Imagine our surprise and joy yesterday, when the microbus stopped halfway to town and we were forced to walk a few hundred yars to other waiting microbusses. Joy? Yes indeed… because the town was working on the landslide area once again. But THIS time, they were fixing it BEFORE it broke (gasp) and, better yet, they were doing it with concrete! A concrete road, this far out in the boonies? It’s amazing. Sure, it’s only about 60 feet long, but that’s looking a gift horse in the mouth. The important part is that it’s built right, and won’t wash away in the next big rain. And, like all the work here, it’s getting done with jelq’ab, or Mayan teamwork. The villagers from the area pitched in the labor, and somehow the COCODE Don Tomax talked the Mayor of Santa Eulalia into donating 150 sacks of concrete. I’ll have to keep that in mind, if any of my latrine projects get rolling.

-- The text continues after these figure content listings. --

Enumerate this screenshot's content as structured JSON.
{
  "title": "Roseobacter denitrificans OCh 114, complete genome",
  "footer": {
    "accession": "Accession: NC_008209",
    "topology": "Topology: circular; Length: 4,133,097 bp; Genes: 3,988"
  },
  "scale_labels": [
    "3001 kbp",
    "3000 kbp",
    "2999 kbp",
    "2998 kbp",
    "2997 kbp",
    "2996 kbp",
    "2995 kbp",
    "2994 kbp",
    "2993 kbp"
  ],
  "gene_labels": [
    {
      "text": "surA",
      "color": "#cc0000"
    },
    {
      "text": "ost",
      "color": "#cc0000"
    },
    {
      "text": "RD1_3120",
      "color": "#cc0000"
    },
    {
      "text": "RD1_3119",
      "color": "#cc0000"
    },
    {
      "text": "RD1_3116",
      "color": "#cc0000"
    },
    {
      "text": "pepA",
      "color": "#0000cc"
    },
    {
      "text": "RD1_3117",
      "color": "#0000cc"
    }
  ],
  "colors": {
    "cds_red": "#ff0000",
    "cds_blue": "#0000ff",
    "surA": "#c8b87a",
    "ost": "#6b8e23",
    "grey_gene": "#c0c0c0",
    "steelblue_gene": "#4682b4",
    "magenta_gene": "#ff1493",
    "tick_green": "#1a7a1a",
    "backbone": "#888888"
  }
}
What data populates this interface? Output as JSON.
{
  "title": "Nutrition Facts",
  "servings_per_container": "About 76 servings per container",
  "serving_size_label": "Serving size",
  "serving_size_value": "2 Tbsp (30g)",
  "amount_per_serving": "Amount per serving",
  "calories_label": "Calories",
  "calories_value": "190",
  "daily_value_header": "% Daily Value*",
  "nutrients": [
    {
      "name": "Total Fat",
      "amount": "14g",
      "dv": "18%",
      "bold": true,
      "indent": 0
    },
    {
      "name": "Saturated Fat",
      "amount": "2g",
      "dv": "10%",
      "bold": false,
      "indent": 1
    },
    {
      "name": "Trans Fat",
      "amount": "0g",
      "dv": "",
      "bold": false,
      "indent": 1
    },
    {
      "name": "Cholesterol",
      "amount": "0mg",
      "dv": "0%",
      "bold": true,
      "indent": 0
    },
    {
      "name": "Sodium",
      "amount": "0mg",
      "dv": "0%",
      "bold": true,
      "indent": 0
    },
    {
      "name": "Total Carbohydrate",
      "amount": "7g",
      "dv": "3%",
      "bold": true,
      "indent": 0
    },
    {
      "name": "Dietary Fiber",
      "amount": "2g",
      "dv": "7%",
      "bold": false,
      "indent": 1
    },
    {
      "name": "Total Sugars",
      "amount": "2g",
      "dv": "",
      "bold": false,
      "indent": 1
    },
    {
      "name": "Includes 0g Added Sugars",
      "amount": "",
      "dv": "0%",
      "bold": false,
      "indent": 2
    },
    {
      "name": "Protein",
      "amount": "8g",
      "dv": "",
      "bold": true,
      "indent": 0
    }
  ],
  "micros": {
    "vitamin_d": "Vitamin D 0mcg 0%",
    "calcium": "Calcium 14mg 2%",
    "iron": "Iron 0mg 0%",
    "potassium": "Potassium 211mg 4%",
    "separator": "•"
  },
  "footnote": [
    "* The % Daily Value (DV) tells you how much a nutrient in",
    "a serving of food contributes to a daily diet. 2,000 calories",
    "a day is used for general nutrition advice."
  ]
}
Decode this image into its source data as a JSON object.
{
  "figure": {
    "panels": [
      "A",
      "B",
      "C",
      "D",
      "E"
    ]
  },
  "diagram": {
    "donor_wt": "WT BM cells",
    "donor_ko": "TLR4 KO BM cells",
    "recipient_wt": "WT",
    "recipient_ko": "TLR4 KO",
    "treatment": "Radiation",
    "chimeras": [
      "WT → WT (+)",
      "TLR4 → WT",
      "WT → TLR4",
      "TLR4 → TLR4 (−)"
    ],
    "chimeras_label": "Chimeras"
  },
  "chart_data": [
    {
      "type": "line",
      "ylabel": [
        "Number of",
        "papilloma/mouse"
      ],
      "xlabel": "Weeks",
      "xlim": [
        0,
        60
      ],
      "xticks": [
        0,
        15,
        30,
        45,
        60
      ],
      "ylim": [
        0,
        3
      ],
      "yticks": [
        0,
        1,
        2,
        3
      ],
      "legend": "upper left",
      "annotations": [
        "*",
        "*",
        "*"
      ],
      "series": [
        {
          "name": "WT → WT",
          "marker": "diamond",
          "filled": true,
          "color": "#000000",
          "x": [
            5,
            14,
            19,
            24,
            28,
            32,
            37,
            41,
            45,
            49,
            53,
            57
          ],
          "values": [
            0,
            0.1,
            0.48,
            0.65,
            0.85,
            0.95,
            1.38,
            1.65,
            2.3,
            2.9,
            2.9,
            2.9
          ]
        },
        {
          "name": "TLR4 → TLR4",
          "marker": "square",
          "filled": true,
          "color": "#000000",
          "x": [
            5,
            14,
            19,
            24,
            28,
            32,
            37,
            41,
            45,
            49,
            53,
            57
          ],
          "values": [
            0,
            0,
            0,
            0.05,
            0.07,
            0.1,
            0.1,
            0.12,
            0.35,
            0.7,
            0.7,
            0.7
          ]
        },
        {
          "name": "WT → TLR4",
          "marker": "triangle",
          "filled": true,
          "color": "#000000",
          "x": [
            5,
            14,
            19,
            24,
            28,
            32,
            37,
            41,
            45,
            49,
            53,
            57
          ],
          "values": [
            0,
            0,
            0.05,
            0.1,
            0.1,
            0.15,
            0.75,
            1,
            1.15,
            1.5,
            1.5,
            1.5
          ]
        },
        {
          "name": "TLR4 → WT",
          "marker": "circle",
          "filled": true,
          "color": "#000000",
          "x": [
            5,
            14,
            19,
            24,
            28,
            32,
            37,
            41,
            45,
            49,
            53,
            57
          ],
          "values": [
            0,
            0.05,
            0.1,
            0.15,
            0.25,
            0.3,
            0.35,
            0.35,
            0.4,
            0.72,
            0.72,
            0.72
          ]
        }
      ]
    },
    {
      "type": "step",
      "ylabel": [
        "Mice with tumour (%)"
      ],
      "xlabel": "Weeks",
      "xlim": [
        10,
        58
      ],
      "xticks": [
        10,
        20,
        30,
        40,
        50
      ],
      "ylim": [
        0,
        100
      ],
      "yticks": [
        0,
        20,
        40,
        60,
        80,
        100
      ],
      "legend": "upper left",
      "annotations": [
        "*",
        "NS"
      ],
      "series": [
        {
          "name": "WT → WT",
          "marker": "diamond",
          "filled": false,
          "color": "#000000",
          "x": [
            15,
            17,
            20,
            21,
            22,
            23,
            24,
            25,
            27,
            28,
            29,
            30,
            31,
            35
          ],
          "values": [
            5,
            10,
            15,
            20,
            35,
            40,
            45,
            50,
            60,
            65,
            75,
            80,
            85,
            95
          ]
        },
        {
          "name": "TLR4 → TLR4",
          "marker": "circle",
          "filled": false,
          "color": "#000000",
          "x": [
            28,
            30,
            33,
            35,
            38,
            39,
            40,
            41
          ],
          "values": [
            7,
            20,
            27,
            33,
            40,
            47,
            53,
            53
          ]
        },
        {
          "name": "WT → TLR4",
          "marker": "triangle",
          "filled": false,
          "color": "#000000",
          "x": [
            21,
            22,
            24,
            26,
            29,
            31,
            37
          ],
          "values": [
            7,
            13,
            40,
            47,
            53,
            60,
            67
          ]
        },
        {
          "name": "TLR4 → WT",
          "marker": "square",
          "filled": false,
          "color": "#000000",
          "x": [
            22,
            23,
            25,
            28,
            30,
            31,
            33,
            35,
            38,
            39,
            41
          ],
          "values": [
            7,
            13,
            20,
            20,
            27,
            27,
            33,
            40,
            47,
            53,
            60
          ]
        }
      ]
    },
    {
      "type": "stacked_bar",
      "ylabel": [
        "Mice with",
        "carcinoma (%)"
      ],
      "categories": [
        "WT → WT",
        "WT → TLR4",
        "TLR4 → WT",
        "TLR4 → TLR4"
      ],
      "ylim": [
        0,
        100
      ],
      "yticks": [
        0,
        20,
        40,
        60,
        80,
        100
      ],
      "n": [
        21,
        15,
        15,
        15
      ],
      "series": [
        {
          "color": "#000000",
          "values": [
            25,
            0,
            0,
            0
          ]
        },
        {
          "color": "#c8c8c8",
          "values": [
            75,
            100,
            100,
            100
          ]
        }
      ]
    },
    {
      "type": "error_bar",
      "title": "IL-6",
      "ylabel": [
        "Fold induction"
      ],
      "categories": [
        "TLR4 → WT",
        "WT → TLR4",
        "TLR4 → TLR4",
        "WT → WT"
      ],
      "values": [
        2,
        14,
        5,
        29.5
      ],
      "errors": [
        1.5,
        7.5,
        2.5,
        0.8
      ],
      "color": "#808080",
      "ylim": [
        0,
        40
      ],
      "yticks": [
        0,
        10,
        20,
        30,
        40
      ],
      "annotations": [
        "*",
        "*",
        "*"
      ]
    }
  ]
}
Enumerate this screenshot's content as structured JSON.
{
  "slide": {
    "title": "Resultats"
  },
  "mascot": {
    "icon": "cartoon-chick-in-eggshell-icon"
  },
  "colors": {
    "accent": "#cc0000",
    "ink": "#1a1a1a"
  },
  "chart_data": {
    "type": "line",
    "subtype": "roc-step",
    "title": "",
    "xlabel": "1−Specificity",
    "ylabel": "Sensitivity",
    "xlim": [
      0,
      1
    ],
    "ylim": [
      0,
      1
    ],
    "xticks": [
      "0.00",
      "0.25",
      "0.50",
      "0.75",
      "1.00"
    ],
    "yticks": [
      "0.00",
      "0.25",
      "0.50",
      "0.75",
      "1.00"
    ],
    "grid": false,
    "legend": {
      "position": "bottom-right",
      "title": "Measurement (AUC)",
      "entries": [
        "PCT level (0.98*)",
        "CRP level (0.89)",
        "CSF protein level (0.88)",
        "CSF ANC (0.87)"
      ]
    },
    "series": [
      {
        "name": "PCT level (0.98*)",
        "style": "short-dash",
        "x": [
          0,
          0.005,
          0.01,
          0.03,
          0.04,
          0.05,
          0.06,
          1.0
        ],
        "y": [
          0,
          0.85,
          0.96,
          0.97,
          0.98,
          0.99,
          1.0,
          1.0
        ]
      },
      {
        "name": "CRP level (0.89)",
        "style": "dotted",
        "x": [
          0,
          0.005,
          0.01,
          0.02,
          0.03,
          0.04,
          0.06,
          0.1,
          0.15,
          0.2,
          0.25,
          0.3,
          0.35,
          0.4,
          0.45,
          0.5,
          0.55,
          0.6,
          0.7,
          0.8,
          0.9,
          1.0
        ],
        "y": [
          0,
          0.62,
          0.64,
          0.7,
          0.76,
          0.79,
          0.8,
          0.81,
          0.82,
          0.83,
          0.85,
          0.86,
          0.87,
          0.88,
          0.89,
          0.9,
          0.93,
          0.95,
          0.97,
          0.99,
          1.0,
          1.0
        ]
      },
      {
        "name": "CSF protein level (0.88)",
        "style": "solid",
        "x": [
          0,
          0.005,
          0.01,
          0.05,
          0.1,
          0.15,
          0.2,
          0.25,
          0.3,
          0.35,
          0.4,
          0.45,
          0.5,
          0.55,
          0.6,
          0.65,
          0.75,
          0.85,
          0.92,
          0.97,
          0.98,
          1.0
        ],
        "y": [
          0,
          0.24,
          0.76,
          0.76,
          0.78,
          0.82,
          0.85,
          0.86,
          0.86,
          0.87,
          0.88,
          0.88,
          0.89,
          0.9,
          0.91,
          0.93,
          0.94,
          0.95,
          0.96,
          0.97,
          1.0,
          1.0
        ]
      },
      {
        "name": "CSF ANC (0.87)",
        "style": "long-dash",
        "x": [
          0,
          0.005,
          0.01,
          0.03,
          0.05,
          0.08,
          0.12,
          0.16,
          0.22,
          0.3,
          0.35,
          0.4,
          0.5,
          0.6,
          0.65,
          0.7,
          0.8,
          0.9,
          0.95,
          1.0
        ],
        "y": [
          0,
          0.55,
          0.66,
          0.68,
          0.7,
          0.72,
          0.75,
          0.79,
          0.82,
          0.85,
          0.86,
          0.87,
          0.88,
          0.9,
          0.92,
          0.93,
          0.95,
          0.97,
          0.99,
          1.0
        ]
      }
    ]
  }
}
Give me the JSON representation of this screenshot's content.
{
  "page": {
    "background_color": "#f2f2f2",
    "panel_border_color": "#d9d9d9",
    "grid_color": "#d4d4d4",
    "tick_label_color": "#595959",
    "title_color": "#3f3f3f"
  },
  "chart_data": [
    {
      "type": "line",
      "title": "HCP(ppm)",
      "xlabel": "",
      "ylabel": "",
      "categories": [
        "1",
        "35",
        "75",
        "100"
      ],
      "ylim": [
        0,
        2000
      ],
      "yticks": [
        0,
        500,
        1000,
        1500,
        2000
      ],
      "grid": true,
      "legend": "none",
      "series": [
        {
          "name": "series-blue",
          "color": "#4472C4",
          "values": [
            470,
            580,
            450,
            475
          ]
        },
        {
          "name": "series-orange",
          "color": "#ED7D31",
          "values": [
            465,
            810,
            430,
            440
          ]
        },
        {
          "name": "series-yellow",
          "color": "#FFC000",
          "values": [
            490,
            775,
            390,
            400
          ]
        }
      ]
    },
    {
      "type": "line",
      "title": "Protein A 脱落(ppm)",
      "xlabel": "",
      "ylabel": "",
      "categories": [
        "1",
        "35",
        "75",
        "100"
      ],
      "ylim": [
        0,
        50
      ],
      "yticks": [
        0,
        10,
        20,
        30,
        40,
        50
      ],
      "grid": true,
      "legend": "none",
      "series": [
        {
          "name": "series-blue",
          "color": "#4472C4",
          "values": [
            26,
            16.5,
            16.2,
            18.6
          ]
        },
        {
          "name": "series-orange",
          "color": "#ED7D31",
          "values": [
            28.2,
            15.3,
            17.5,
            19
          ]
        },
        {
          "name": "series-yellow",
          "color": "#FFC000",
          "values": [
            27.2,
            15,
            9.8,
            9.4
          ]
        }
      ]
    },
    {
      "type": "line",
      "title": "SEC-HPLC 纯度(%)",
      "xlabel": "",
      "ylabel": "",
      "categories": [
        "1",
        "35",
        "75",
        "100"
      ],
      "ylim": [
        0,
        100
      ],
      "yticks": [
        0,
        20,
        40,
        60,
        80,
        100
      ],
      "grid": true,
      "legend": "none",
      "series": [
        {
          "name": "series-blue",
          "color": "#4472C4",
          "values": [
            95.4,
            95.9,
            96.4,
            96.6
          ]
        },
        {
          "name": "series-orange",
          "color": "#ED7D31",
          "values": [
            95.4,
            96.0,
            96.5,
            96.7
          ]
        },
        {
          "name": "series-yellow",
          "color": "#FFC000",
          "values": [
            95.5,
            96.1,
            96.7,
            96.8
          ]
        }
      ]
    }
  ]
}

Unfortunately, this sense of collaboration isn’t present in all the communities here. Since there can be no traffic over the concrete for a few days, and it’s a one-lane road, for the time being there isn’t access to our village. Emily was talking to our neighbor, though, and found out that there actually IS a back road, but almost no one is using it to get around the construction. Why? One of the tiny villages it goes through is now charging a toll, a “construction season special.” Can you believe that? It’s another example of the greed and self-centeredness that sometimes sneaks out and makes it so hard for Guatemala to pull itself up by its bootstraps.